有王龙自思量:这长官手段强,棋子又在我一上。连输两盘没的说,只怨运气好平常。走来走去没头向,便说道下棋不胜,打双陆闹上一场。
那王龙连两盘输了,说道:“长官,不合你下了。”万岁说:“不下,拿银子来罢。”王龙道:“这二日食少事烦,棋神不附体,合你打双陆罢。你再赢了我,我总里称给你;我若赢了你,咱就准了。”万岁说:“一帖多少?”王龙道:“一帖六十两罢。”万岁说:“不多。”王龙道:“错了。早知他这等仗义,就该合他一帖一千两银子,不勾连他那青布衫剥给我。”叫丫头:“拿双陆来。”
双陆盘端过来,将马儿摆列开。有句贱言休见怪:一帖白银六十两,输了当时兑过来,或输或赢不许赖。那万岁赢了数帖,极的那王龙眼里插柴!

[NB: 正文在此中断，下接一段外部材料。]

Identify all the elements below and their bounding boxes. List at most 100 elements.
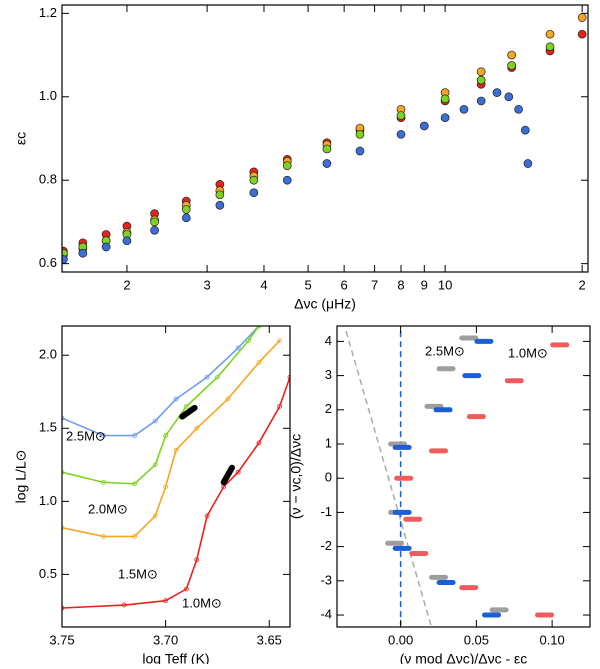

王龙说:“不合你赌了,我又输了勾三四帖了。”万岁说:“多着哩。”王龙说:“这一霎我就输了多少。”老鸨子说:“王姐夫往日像个君子,今日像个小人。赌钱是丈夫,赌乖不赌赖。我算着你整输了十二帖。”王龙说:“要这贱婆儿来管闲事!任我输几帖,我仔不合你赌着呢。”万岁说:“不赌了,拿银子来。”王龙说:“给你。”万岁说:“拿算盘子来打打。”万岁架着算盘,王龙喝着,共该一千五百五十两。万岁说:“兑了罢。”王龙说:“就兑。”二姐笑着说:“姐夫赢了,该我架天秤。”那大姐还给王龙支架子,叫丫头:“你休动姐夫那箱子里的银子,零碎的就勾了。”那丫头拿出来了一布袋子,统了一大堆。二姐将天秤架起,瞧了一瞧说:“早哩,早哩。”王龙说:“跷蹊!我这银子虫子打了么?怎么有堆堆没分两?”丫头再拿那成锭的大元宝来,又大小搬出来了十数多个。王龙说:“勾了么?”二姐敲了敲还差点。万岁说:“差那点子待怎么?饶了他罢。”那砝码丢的紧了,只一跳,忽的一声,把银子撇在那楼板上,白花花的一大堆。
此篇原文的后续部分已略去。